In this line, we access the search term from the query string parameters on the event argument.

let redirectUrl = 'https://google.com?q=' + query;
if (query.toUpperCase() === 'REACTION') {
  redirectUrl = 'https://github.com/artsy/reaction';
}

This is the first bit of code that is unique to our implementation. We'll default our redirectUrl to a google search for the term. If it's something we recognize, we'll override the redirectUrl.

callback(null, {
  statusCode: 302,
  headers: {
    Location: redirectUrl,
    'Cache-Control': 'no-cache',
  },
  body: JSON.stringify({}),
});

We're back to some Lambda paperwork. We call the callback function that is passed into our function. The first argument is for an error, which we don't have, so we're passing null.

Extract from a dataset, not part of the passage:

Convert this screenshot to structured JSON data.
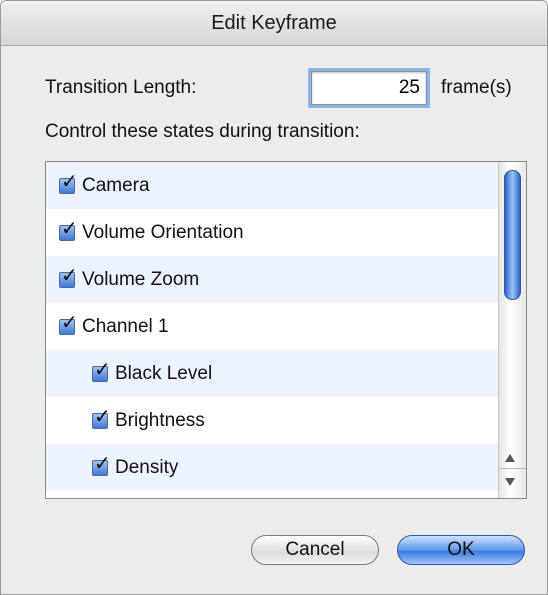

The second argument is an object describing our response. In our case that includes a statusCode of 302, which means the page has moved temporarily. I'm scared of using the 301 status, for permanent redirects, in a tool that I'm actively developing. Maybe I'm being silly.

We're specifying a couple headers, including the Location to redirect to.

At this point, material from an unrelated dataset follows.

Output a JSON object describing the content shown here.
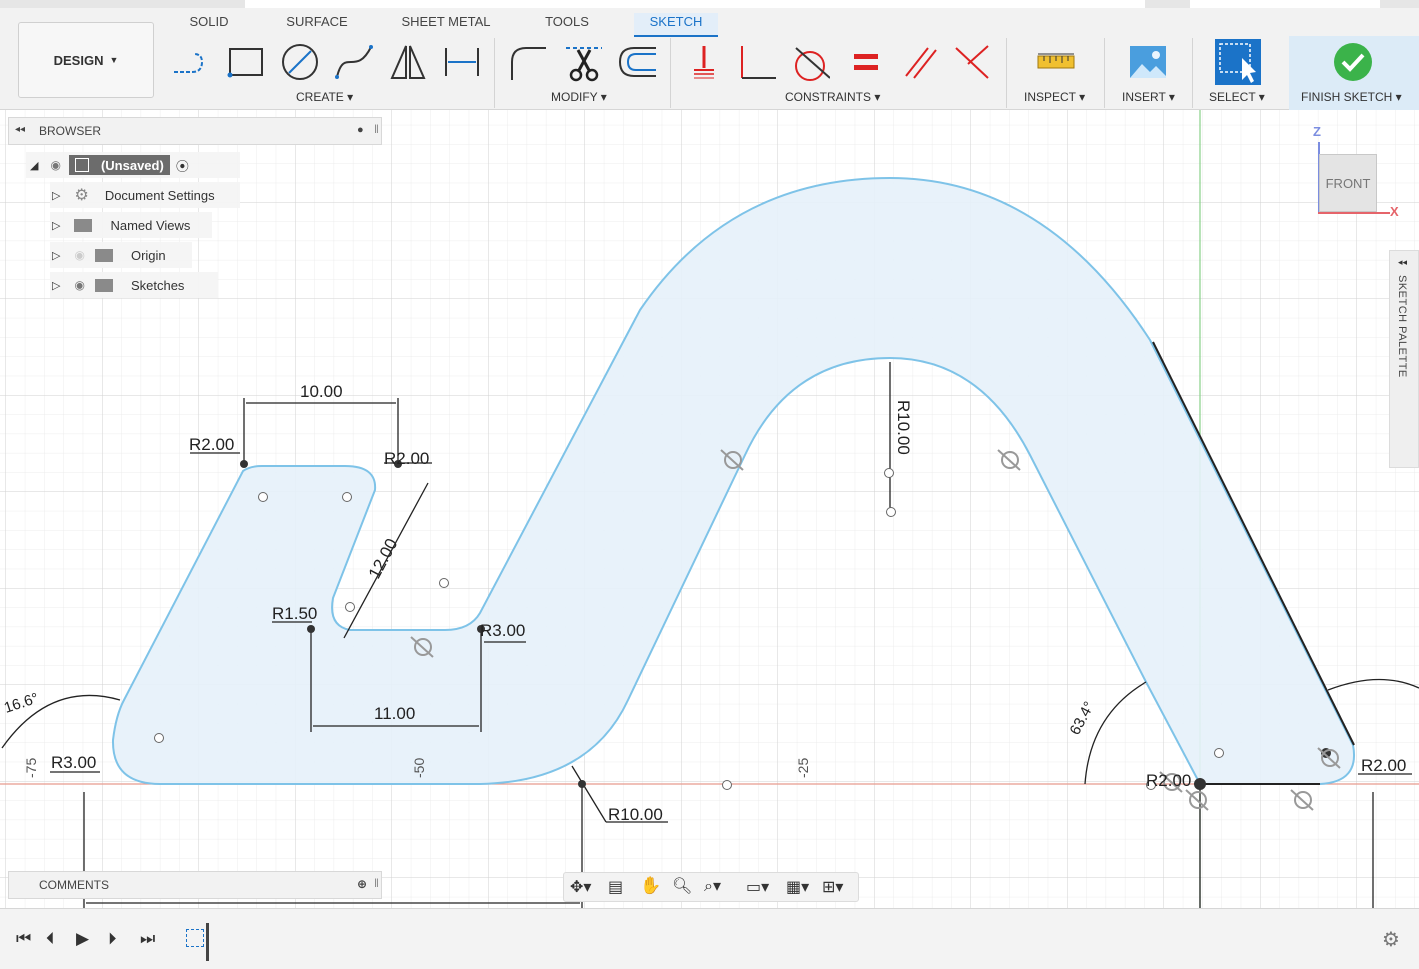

Finally, there is an empty body. Even though the contents are empty, this property is required - otherwise you'll get an Incorrect function response body error.

A Better URL Expander In A Netlify Function

The previous example shows the gist of how we'll translate search terms into URLs, but it isn't very future-proof. Every time we need to translate a new term, we'd need to update the function. This sounds super not fun.

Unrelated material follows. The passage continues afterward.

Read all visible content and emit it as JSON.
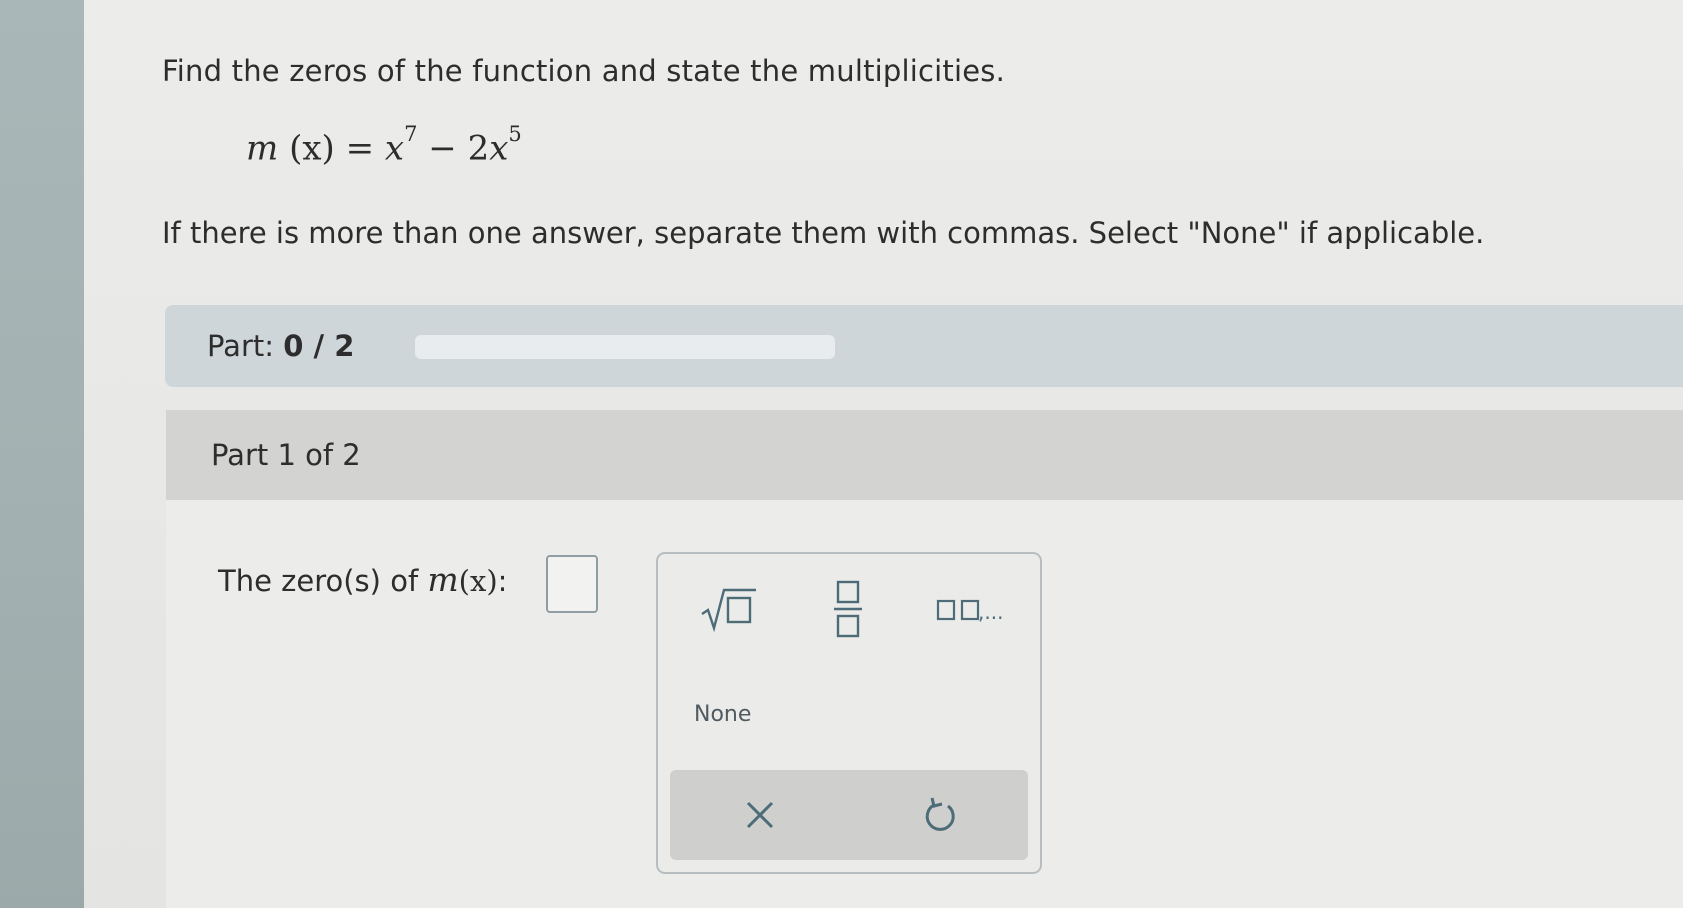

The implementation I ended up with lives at https://github.com/pepopowitz/goto. The code is interesting (and recursive so I'm expecting a stack overflow any minute 😅), but the most exciting thing to me is the way I'm able to manage rules with a single JSON object:

exports.urlMap = {
  staging: 'https://staging.artsy.net',
  prod: 'https://artsy.net',
  // ...
  gh: {
    '': 'https://github.com',
    '*': 'https://github.com/artsy/{0}',
    '**': 'https://github.com/artsy/{0}/{1}',
    prs: 'https://github.com/notifications/beta',
    me: {
      '': 'https://github.com/pepopowitz',
      '*': `https://github.com/pepopowitz/{0}`,
      '**': 'https://github.com/pepopowitz/{0}/{1}',
    },
    // ...

Explaining all of these rules could be its own blog post, but here's a high level overview:

  • The keys of any object indicate a search term. In other words, production will take me to the Artsy production site.
  • Nested objects indicate sequential search terms. Example: gh prs goes to the new GitHub notifications view (which is 🔥).
  • Rules with * in them are wildcards. Words that follow the search term are used as arguments to format the URL. For example, gh reaction pulls will go to https://github.com/artsy/reaction/pulls.

The best part about these rules is that I don't need to change them when I need to start working on a new Artsy project. The second best part is that it's a single file that contains all the rules. The third best part is that since Netlify deploys this function, I can change my rules by pulling up the file on GitHub, editing it in the browser, and committing the changes. It's magical.

The Result

This is what it looks like when I want to visit the Artsy reaction repository today:

Me entering `gh reaction` into Chrome and going directly to the repo I'm looking for

That's 15 fewer paper-cuts per day! Now I can spend them somewhere else.

What's Next?

goto is pretty stable for my needs right now. I'm mostly just adding static rules at this point. I might add a secret search term that lists out all known search terms, for when I forget about older rules.

But what's next could be something more. It might be completely unrelated to expanding URLs. This project illustrated to me that I've found a powerful combination. Point a custom search engine at a Netlify function that can interpret commands, and you have all the power of a CLI right in your browser.